Der Flughafen Frankfurt bei Nacht. (Foto: dpa)

Europäische Fluggesellschaften können künftig leichter Flüge nach China anbieten. Das sieht ein neues Flugabkommen zwischen der Europäischen Union (EU) und der Volksrepublik vor, das am Montag unterzeichnet wurde. Wie die EU-Kommission mitteilte, erkennen die Vertragspartner ferner gegenseitig bestimmte Sicherheitsstandards an.

Europäische Airlines dürfen künftig auch von den Flughäfen eines anderen EU-Mitgliedsstaats Richtung Reich der Mitte abheben. Bislang war das nur aus dem Heimatland der jeweiligen Fluggesellschaft möglich. Behörden auf beiden Seiten müssen dem Abkommen allerdings noch zustimmen.

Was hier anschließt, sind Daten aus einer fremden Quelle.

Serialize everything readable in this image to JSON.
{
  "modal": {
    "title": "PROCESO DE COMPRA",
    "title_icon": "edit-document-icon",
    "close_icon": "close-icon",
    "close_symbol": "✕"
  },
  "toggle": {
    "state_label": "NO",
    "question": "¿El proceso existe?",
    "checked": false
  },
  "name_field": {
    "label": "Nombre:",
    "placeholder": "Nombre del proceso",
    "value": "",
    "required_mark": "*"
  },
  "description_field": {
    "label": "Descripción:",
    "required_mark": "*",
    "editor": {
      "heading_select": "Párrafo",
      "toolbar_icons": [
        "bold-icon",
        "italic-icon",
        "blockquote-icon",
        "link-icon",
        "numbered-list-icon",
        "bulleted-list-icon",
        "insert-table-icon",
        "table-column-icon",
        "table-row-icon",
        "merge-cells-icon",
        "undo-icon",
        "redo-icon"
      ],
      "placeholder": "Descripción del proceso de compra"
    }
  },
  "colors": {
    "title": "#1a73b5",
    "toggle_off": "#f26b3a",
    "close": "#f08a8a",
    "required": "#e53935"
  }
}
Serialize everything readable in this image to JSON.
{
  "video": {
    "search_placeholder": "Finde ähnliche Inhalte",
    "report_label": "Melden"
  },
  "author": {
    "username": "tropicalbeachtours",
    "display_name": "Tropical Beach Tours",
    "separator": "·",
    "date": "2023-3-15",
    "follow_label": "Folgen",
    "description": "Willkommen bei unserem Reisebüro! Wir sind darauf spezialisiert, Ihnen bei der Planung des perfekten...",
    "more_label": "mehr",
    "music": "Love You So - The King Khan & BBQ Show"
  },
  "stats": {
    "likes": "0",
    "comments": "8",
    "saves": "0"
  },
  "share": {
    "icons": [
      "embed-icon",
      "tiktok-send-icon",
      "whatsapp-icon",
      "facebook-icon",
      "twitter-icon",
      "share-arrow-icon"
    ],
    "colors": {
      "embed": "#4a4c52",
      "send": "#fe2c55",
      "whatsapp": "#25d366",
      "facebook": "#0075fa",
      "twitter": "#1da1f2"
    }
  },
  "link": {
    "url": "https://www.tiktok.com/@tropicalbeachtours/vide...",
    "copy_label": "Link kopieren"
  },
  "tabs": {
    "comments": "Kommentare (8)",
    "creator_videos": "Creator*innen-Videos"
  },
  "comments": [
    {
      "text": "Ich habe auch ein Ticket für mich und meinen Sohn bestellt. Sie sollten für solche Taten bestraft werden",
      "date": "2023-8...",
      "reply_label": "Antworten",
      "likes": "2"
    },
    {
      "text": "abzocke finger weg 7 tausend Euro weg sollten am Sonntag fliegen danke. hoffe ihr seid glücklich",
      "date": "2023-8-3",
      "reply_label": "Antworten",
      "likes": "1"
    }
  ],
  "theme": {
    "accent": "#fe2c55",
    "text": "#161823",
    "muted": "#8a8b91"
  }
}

Im Jahr 2017 flogen zehn Millionen Passagiere zwischen der EU und China. Der Verkehr wächst im Jahr um sieben Prozent.

In Flugrechteabkommen regeln zwei Staaten üblicherweise, wie häufig ihre jeweiligen Airlines das andere Land anfliegen und auf welchen Flughäfen sie landen dürfen. Früher haben die EU-Staaten die Verträge direkt mit Drittländern besiegelt. Mittlerweile liegt die Kompetenz dafür bei der EU-Kommission, die stellvertretend für die 28 Unionsländer verhandelt. Im März schloss die Brüsseler Behörde bereits ein sehr weitreichendes Abkommen mit dem Golfemirat Katar. Nach früheren Aussagen von mit der Sache vertrauten Personen ist ein solcher Deal auch mit dem Asean-Verband südostasiatischer Nationen auf der Zielgeraden.

«Wir sind beide gegenseitig daran interessiert, Europa und Asien besser zu verbinden und es einfacher zu machen, Güter, Dienstleistungen und Menschen zwischen Europa und China zu bewegen», sagte EU-Verkehrskommissarin Violeta Bulc.

Die Brüsseler Behörde rechnet damit, dass in den ersten acht Jahren des Abkommens wirtschaftliche Vorteile von insgesamt 3,5 Milliarden Euro für beide Seiten herausspringen sowie 11 000 Jobs entstehen.